Признаюсь, когда я наблюдал человека новой индивидуалистической формации, наводнившего наши города в 90-х годах, и отмечал агрессивно-милитаристские черты его облика и поведения, то приписывал это его происхождению — из распущенных спецслужб, верхи которых получили львиную долю собственности, а нижним чинам велено было кормиться на свой страх и риск, причем с гарантиями соответствующей снисходительности стражей правопорядка.
Сегодня я думаю, что за милитаризмом происхождения скрывается не- что более глубокое, связанное с основами потребительского человека как сугубо телесного, языческого человека, с погашенной духовностью.
Потребительское общество реактивирует в массах молодежи черты языческого типа личности с акцентированной телесностью, а не духовностью. Несомненно, речь идет об индивидуализме, но особого рода. Это не индивидуализм ярко выраженной интровертности, погруженной в свой, спрятанный от других, оберегаемый от внешних вторжений, мир. Такого рода индивидуализм служил подспорьем классической книжной культуры, европейского романа, поэзии и музыки. На мой взгляд, дилемма коллективизм—индивидуализм является современным либерально-пропагандистским упрощением, связанным с задачами "борьбы с коммунизмом". Во всяком случае, различение видов индивидуализма не менее существенно. Индивидуализм, означающий состояние личности наедине с Богом (с высшей ценностной системой), и индивидуализм, означающий состояние личности наедине с потребительской вещью, ценимой превыше всех общественных связей, — вот различение, которому пора уделить внимание.

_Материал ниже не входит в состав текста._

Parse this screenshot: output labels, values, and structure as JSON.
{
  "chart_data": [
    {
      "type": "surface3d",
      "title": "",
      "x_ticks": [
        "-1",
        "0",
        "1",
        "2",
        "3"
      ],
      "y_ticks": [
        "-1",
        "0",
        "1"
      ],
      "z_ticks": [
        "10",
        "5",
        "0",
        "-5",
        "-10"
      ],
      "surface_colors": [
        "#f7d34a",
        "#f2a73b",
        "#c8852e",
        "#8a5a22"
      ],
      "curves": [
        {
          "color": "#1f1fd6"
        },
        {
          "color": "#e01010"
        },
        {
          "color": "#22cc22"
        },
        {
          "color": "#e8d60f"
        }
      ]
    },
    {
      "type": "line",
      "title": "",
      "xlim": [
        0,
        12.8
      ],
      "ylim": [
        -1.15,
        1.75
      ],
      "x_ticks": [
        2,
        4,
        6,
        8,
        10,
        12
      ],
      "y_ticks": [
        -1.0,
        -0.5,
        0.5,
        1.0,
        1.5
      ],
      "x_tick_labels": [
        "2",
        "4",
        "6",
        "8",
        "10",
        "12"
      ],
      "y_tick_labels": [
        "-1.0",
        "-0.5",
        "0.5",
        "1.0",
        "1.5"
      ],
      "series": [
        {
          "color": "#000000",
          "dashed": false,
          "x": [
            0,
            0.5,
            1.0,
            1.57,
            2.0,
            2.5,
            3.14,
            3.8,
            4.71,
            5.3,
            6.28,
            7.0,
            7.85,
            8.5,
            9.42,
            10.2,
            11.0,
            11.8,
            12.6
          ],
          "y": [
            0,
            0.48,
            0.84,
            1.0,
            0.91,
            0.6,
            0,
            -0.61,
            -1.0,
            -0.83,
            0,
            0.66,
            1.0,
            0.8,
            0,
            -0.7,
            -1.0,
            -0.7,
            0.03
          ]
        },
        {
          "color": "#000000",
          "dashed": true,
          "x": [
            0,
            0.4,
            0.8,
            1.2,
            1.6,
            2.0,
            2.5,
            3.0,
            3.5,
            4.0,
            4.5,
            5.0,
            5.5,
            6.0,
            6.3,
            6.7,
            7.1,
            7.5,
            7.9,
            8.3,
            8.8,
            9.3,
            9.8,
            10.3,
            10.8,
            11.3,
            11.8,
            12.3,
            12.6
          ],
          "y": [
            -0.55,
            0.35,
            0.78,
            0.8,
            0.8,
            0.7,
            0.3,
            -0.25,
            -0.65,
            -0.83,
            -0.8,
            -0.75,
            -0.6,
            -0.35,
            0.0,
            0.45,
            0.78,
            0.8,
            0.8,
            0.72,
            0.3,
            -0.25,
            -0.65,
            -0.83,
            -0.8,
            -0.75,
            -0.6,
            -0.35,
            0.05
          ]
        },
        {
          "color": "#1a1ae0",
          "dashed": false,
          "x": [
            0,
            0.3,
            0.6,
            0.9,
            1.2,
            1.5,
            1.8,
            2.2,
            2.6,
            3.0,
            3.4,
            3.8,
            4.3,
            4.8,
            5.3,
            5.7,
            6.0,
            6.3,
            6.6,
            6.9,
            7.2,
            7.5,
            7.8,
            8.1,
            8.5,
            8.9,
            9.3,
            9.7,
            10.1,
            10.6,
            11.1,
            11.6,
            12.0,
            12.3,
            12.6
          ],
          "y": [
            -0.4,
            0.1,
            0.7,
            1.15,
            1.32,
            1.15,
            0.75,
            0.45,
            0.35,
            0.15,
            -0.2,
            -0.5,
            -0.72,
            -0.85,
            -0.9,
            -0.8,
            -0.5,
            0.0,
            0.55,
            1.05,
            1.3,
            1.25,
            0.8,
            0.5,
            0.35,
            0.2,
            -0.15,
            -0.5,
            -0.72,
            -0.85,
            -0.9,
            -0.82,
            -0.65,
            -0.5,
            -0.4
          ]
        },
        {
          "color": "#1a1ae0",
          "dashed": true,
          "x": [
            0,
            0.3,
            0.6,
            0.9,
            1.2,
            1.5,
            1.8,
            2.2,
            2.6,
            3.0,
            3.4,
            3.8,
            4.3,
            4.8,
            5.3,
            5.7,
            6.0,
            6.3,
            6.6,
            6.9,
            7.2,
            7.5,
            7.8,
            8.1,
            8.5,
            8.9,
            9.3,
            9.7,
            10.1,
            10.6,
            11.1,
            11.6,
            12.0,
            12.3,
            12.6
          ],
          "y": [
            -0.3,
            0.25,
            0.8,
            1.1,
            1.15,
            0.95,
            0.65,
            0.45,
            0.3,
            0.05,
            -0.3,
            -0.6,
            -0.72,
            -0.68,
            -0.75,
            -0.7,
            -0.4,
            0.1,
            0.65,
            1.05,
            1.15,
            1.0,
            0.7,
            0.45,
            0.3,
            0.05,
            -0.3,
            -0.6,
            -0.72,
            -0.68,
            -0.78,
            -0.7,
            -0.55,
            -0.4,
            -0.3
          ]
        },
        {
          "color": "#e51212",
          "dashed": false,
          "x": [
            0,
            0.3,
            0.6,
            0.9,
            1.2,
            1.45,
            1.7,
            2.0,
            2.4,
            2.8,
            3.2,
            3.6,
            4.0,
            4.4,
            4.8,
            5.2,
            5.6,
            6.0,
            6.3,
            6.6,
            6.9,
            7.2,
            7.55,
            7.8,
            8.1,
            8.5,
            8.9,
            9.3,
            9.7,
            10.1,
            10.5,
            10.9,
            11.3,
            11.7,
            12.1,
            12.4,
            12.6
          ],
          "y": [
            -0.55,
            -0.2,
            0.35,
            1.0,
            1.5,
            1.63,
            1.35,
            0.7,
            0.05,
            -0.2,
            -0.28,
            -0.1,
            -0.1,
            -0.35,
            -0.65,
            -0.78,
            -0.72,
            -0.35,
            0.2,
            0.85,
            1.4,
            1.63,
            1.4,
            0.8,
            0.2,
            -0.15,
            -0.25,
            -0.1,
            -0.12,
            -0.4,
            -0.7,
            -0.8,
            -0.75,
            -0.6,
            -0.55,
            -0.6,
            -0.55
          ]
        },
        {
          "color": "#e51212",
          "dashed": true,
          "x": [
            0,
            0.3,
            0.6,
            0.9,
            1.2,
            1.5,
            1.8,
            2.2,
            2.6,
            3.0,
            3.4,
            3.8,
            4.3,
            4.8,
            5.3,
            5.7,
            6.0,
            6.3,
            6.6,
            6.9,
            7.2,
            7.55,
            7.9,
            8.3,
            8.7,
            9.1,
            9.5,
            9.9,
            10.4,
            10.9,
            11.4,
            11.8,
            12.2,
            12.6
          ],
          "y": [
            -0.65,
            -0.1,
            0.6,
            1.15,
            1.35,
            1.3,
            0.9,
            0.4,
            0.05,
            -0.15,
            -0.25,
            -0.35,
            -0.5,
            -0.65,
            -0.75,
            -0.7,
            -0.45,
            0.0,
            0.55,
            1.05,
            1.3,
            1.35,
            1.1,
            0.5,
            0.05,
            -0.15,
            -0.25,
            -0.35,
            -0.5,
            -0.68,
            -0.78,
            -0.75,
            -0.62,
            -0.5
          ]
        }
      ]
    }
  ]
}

Потребительски интересные вещи ничейными не бывают. И если специфический язычник позднелиберальной эпохи желает завладеть вещью, остаться один на один с нею, — а таково его главное вожделение, — ему предстоит предварительное сведение счетов с теми, кто завладел этой вещью раньше.
Есть вещи, сознательно производимые на продажу, — с ними все ясно. Но есть вещи, не произведенные, но сегодня получившие особую потребительскую ценность: земля, сырье, энергоносители.
Эти вещи имеют хозяев в традиционном, добуржуазном смысле — речь идет о народах и странах, которым волею исторических судеб досталась территория, богатая такого рода «вещами».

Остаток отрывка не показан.